Wednesday, May 6, 2020

IOT is Driving Formula 1 - Advait

Advait Thakur takes us on a journey around the race track with an IoT lens

When it comes to F1, there can be more excitement off the track than on it. The average F1 car has between 150-300 sensors monitoring all the major systems and subsystems, so the race teams can measure the performance of the car and react to race, track, weather and tyre conditions through real-time monitoring leading to real time response. This is all thanks to the data analytics that provide the actionable insights. 
It’s a great example of IOT in action and helps race teams gain competitive advantage by optimising the car performance - but it’s also part of the entertainment and enjoyment for the media and the devoted fans. 

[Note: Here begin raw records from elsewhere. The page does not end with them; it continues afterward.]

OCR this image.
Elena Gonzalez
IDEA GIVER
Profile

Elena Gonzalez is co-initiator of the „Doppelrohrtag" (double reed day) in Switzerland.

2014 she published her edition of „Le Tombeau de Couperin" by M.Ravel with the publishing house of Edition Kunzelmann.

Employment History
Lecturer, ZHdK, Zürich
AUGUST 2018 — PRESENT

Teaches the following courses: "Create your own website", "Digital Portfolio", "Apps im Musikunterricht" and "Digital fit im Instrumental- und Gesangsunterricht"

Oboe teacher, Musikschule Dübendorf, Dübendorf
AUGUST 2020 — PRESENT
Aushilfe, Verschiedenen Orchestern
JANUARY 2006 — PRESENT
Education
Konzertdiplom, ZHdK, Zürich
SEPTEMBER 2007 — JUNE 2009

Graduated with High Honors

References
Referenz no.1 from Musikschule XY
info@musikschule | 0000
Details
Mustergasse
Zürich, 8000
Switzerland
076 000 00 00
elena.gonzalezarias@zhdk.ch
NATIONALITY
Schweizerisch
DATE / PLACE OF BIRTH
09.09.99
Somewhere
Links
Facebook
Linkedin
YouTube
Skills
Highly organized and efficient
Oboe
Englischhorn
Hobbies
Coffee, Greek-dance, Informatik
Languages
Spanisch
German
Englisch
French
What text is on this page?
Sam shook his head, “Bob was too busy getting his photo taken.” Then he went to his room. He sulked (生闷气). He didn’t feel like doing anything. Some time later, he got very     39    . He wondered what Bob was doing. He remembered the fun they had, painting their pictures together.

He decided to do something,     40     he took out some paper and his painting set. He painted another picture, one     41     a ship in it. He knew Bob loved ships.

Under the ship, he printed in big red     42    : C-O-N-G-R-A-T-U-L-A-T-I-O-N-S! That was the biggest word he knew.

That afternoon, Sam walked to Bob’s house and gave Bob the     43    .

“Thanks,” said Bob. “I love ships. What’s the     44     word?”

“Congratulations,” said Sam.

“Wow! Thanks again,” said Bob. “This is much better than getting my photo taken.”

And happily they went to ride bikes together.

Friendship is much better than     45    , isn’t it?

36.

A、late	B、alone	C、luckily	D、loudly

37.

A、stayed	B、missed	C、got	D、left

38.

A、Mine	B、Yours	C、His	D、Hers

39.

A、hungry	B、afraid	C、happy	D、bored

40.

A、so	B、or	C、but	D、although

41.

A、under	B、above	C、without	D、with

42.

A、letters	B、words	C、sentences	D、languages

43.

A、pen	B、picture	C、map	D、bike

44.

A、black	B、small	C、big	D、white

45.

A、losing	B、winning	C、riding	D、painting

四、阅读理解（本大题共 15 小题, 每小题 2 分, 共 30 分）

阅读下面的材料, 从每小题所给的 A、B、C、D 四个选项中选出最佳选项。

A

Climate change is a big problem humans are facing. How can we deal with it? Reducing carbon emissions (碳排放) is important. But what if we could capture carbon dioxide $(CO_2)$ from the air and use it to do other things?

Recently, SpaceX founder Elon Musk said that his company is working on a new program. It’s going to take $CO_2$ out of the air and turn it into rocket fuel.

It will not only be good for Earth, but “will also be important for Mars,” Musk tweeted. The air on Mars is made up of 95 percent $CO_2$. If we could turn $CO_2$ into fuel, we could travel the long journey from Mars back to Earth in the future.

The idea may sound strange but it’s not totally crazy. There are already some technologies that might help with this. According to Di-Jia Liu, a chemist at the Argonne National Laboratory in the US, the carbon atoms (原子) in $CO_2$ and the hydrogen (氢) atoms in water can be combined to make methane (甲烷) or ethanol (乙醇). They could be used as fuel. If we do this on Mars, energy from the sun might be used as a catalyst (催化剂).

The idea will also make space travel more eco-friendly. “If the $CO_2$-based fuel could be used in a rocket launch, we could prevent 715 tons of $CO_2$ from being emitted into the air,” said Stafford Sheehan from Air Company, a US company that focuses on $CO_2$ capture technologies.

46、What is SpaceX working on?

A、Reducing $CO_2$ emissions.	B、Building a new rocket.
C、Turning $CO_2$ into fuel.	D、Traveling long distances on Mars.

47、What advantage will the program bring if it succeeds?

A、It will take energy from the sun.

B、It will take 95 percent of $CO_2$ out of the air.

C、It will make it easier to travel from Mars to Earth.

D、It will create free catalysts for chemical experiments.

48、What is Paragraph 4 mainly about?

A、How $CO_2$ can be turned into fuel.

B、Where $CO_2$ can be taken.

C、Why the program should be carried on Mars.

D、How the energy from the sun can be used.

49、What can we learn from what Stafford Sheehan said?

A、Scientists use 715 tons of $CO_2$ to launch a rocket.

For the world of F1, the objectives of IOT are very clear – to gain a competitive advantage over other cars, respond to the race variables and win the race (or 21 races over the course of a season). For other industries, the objectives may not be so clear but this is a vital element of deploying IOT. 

In fact, the business objective is the starting point for improving business performance and means that you can learn systematically; the more you know, the more you can improve. This is because IOT is not a technology, solution or product, which can be bought and plugged into an organisation; IOT and Analytics is a framework and mechanism to transform a business through data. The IOT process can generate the data to improve performance and even enable a company to start to predict the future – through AI and predictive analytics applied to people’s behaviour or processes and systems, and even individual critical components.   

Dubai has set its own IOT strategy to underpin the world’s emerging smartest city with the clear objective of 100% paperless government. The ‘smartness’ of smart cities is based on IOT to connect devices and people, and data analytics to generate the information required to optimise an individual smart city service or to view the bigger picture and take a city-wide view across all the services and systems. IOT is the ecosystem to enable data to flow, with data analytics to answer the questions that IOT can enable you to pose. Beyond data analytics, Machine Learning and AI can be applied to the same data sets for deeper insights that will add even more value for organisations. 

Because IOT is not a technology and is a framework to transform business through data, IOT can be applied to any business in any industry – and especially when there is a time-sensitive, complex supply chain to optimise such as in Transport & Logistics (including maritime and aviation) Retail and Healthcare. 

Within the overall data journey, IOT adds control to monitoring – providing certainty and precision in decision making to enhance business operations. But IOT is reliant on the clarity of the business challenge and objectives - this is where you really need a trusted partner.